Fourier Transform Algorithms for Spectral Analysis Derived with MACSYMA

The general problem of computing the power spectrum from N samples of a signal x(t) by Fourier Transform (FT) methods is considered. It is commonly, and erroneously, believed that fast (FFT) methods apply efficiently only when N is a power of 2. Instead, I describe several techniques, using MACSYMA, applicable for computing transforms, correlation functions and power spectra that are faster than radix-2 FFTs. I also mention the possibility of a quasi-analytic B-spline method for computing transforms. For these problems, I will illustrate certain systematic techniques to generate optimized FORTRAN code from MACSYMA. One technique uses (1, exp(2πi/3)) as a basis for complex numbers instead of the more familiar (1, exp(πi/2)) to derive radix-3 and radix-6 FFTs without multiplications.

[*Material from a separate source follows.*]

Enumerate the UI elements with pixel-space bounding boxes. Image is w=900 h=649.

A second technique rederives the Good algorithm for computing the discrete Fourier transform when N can be factored into relatively prime factors. Finally, I describe the automatic generation of complete FORTRAN programs within MACSYMA that implement the Good algorithm. Taken together, these automatic program generating examples illustrate several ideas important for further development of general automatic facilities for organizing, documenting, and producing run-time efficient large scale FORTRAN codes.